Wer sich mit diesen traditionsverbundenen Gedichten näher beschäftigt, wird bald entdecken, dass die scheinbar weich gezeichneten Szenen überall Risse bekommen, dass die Idyllen mit Bildern der Unruhe und des Schreckens aufgebrochen werden.
Jan Wagner, 1971 in Hamburg geboren, studierte Anglistik, zunächst an der Hamburger Universität, dann ein Jahr lang am Trinity College in Dublin, bevor er 1995 nach Berlin zog, wo er seither lebt.
In seiner Poesie sucht er stets die kunstfertig hergestellte Balance zwischen dem Idyllischen und dem Unheimlichen, den Schwebezustand zwischen Schönheit und Schrecken. In seinem jüngsten Gedichtband „Regentonnenvariationen“ erforscht er den Reichtum unseres kreatürlichen Daseins: Er widmet sich schäumendem Giersch, Weidenkätzchen und Würgefeige, Morchel, Melde, Olm und Otter. Verbirgt sich in den präzisen Benennungen auch das Wesen der Dinge? (M. B.)

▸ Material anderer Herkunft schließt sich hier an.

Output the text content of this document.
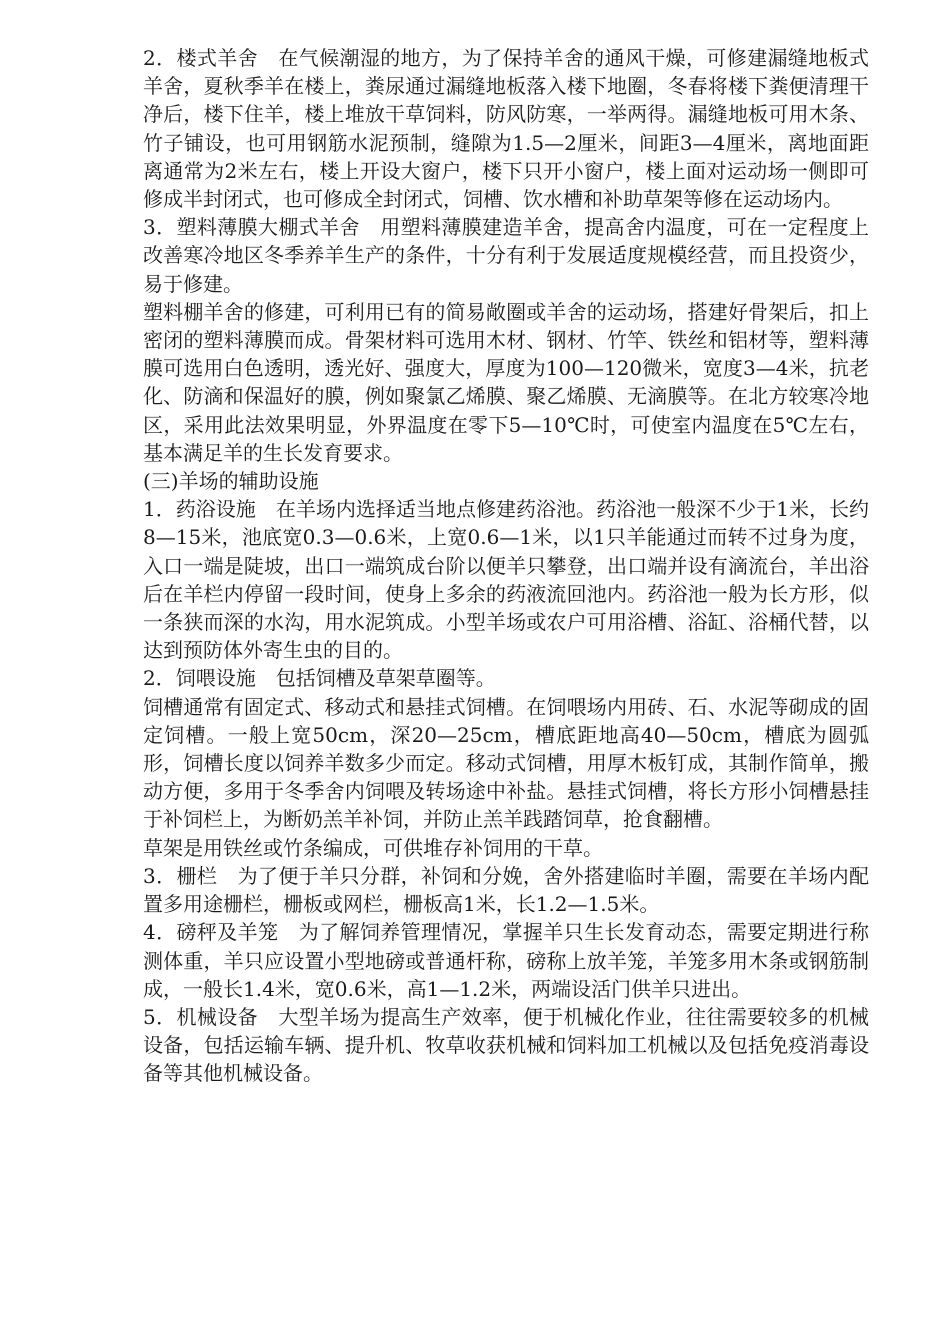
2．楼式羊舍　在气候潮湿的地方，为了保持羊舍的通风干燥，可修建漏缝地板式羊舍，夏秋季羊在楼上，粪尿通过漏缝地板落入楼下地圈，冬春将楼下粪便清理干净后，楼下住羊，楼上堆放干草饲料，防风防寒，一举两得。漏缝地板可用木条、竹子铺设，也可用钢筋水泥预制，缝隙为1.5—2厘米，间距3—4厘米，离地面距离通常为2米左右，楼上开设大窗户，楼下只开小窗户，楼上面对运动场一侧即可修成半封闭式，也可修成全封闭式，饲槽、饮水槽和补助草架等修在运动场内。

3．塑料薄膜大棚式羊舍　用塑料薄膜建造羊舍，提高舍内温度，可在一定程度上改善寒冷地区冬季养羊生产的条件，十分有利于发展适度规模经营，而且投资少，易于修建。

塑料棚羊舍的修建，可利用已有的简易敞圈或羊舍的运动场，搭建好骨架后，扣上密闭的塑料薄膜而成。骨架材料可选用木材、钢材、竹竿、铁丝和铝材等，塑料薄膜可选用白色透明，透光好、强度大，厚度为100—120微米，宽度3—4米，抗老化、防滴和保温好的膜，例如聚氯乙烯膜、聚乙烯膜、无滴膜等。在北方较寒冷地区，采用此法效果明显，外界温度在零下5—10℃时，可使室内温度在5℃左右，基本满足羊的生长发育要求。

(三)羊场的辅助设施

1．药浴设施　在羊场内选择适当地点修建药浴池。药浴池一般深不少于1米，长约8—15米，池底宽0.3—0.6米，上宽0.6—1米，以1只羊能通过而转不过身为度，入口一端是陡坡，出口一端筑成台阶以便羊只攀登，出口端并设有滴流台，羊出浴后在羊栏内停留一段时间，使身上多余的药液流回池内。药浴池一般为长方形，似一条狭而深的水沟，用水泥筑成。小型羊场或农户可用浴槽、浴缸、浴桶代替，以达到预防体外寄生虫的目的。

2．饲喂设施　包括饲槽及草架草圈等。

饲槽通常有固定式、移动式和悬挂式饲槽。在饲喂场内用砖、石、水泥等砌成的固定饲槽。一般上宽50cm，深20—25cm，槽底距地高40—50cm，槽底为圆弧形，饲槽长度以饲养羊数多少而定。移动式饲槽，用厚木板钉成，其制作简单，搬动方便，多用于冬季舍内饲喂及转场途中补盐。悬挂式饲槽，将长方形小饲槽悬挂于补饲栏上，为断奶羔羊补饲，并防止羔羊践踏饲草，抢食翻槽。

草架是用铁丝或竹条编成，可供堆存补饲用的干草。

3．栅栏　为了便于羊只分群，补饲和分娩，舍外搭建临时羊圈，需要在羊场内配置多用途栅栏，栅板或网栏，栅板高1米，长1.2—1.5米。

4．磅秤及羊笼　为了解饲养管理情况，掌握羊只生长发育动态，需要定期进行称测体重，羊只应设置小型地磅或普通杆称，磅称上放羊笼，羊笼多用木条或钢筋制成，一般长1.4米，宽0.6米，高1—1.2米，两端设活门供羊只进出。

5．机械设备　大型羊场为提高生产效率，便于机械化作业，往往需要较多的机械设备，包括运输车辆、提升机、牧草收获机械和饲料加工机械以及包括免疫消毒设备等其他机械设备。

Auszeichnungen u. a.: Förderpreis für literarische Übersetzungen der Stadt Hamburg (1999), Hermann-Hesse-Förderpreis (2001), Arbeitsstipendium des Deutschen Literaturfonds (2002, 2009), Stipendium Künstlerhaus Edenkoben (2002), Heinrich-Heine-Stipendium Lüneburg (2003), Mondseer Lyrikpreis, Anna-Seghers-Preis (2004), Arbeitsstipendium der Preußischen Seehandlung (2006), Stipendium der Deutschen Akademie Rom/Casa Baldi (2007), Max Kade German Writer in Residence, Oberlin College, Ohio, USA (2008), Wilhelm-Lehmann-Preis, Stipendium des Lessing-Preises der Freien und Hansestadt Hamburg (2009), Stipendium Villa Massimo, Rom, Friedrich-Hölderlin-Preis, Kranichsteiner Literaturpreis (2011).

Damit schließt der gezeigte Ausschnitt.